We have to begin by questioning why this is happening, has it always been the case or has the internet contributed to the change?Online communities are famed (mostly amongst ourselves) for setting down rules, rules that, rather than bring honesty, create more veneers, more tropes, more fantasy escapes that refuse to deal with reality.
Computers are useless. They only give you answers ~Pablo Picasso
We have to begin with our selves, with the hard questions, to cast the fat heroine, the spotty guy who doesn’t have a genius IQ. It’s not about happy endings versus sad. We can offer hope, love, redemption, the answers don’t lie in the bigger plot arcs but the nitty gritty of world and character, relationships and dialogue. Even in our new fiction we’re already seeing degradation, the inbuilt Hollywood sickness of mimicry.
You’ll see Hollywood misunderstanding the lesson they should be learning with Deadpool. They’ll be green lighting films “like Deadpool” – but, by that, they won’t mean “good and original” but “a raunchy superhero film” or “it breaks the fourth wall.” They’ll treat you like you’re stupid, which is the one thing Deadpool didn’t do
I disagree with him, as I actually think that Deadpool is nothing but a mass of symptoms of a disease that is already too far progressed. Meaningless violence, and moral vacuum. Cheap, glib posturing that says nothing. I agree with him, in that we will likely only continue to see more mimicry.
When fiction fails to question the veneer but instead upholds it have we passed from fiction to entertainment to propaganda? Right now Hollywood is caught in a reboot loop, but it’s not the Amazing Adventures of SpiderBusters that needs rebooted, its the entire system.

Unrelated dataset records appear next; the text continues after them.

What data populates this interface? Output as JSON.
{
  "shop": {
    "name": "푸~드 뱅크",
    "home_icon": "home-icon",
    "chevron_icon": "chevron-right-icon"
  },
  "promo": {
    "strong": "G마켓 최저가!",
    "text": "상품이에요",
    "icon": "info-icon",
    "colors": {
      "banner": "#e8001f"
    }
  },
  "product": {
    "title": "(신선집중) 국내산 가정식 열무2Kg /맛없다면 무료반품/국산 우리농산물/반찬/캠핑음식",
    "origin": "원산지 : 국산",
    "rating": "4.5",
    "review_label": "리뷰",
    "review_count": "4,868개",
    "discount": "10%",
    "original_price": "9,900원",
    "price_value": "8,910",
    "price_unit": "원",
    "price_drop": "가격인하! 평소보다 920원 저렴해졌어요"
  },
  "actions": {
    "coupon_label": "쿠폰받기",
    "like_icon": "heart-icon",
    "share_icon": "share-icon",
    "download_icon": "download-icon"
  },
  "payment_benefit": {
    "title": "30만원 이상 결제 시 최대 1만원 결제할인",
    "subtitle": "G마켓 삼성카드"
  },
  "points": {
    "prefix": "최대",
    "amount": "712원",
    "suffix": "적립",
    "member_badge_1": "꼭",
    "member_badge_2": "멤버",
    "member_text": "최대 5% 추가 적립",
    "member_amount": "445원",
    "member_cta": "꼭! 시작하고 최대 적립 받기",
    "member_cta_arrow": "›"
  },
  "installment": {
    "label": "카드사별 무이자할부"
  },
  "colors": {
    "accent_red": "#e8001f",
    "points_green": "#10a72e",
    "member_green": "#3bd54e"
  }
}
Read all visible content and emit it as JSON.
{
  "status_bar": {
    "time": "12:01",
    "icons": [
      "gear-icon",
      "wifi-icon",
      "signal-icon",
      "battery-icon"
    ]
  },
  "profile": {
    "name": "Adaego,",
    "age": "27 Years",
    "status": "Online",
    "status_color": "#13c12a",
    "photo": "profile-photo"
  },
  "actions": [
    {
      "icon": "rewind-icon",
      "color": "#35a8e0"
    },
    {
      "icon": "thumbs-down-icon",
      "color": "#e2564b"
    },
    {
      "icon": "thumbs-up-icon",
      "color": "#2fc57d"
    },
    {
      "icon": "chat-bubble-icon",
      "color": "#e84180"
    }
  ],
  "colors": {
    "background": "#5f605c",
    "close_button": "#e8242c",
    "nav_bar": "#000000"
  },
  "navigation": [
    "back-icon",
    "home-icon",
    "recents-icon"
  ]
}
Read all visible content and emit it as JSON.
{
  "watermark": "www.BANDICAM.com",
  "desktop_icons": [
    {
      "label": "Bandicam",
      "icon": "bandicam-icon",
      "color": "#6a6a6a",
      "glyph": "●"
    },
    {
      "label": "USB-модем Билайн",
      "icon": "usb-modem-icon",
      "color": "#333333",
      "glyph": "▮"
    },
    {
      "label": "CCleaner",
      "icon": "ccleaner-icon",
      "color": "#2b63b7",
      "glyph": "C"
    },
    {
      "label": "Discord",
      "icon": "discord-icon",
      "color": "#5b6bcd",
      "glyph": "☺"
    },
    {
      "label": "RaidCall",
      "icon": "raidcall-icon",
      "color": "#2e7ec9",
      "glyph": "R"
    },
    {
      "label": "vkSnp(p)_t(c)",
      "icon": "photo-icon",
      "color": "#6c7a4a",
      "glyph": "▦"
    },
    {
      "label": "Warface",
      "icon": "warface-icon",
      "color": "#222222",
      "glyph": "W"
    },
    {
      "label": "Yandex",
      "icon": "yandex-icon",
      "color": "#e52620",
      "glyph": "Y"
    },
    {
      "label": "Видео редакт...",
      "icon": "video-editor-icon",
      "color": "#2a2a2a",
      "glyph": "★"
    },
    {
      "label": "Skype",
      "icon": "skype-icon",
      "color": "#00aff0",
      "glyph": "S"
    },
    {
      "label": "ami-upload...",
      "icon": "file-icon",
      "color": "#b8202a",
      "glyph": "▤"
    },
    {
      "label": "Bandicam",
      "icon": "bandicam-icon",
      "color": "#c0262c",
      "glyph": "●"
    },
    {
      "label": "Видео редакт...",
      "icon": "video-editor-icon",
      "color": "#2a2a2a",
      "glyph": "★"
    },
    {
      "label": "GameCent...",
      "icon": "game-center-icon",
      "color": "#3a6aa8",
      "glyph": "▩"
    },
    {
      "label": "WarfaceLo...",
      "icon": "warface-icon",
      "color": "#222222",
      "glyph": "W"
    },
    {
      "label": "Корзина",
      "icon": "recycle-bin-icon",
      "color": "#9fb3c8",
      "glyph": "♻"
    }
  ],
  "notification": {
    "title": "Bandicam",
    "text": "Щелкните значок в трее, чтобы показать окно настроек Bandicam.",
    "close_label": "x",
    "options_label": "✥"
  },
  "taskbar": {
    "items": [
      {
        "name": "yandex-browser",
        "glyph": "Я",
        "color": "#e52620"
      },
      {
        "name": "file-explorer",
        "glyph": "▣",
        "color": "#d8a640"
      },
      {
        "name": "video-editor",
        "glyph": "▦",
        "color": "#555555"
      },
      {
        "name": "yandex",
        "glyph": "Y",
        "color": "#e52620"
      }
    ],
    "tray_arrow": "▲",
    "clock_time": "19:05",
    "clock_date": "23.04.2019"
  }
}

Fiction exists to answer the questions we cannot ask, but also the ones we’re scared to ask. Do you recall anyone putting their hand up in sex education? It can offer answers to things so nebulous we couldn’t even put them into words. It can stand – once stood? – as a role model, not in the sense of leading us astray, despite our tendency to mimic, such tendencies in terms of slang or hairdos, are at best symbiotic and superficial, rather it allows us to find a sense of ourselves and our potential. A place, somewhere between goth and hippie, environmentalist and scientist, those tiny niches where self and world meet, that can without the reflective mirror of fiction feel alienating, and liberate us to be ourselves.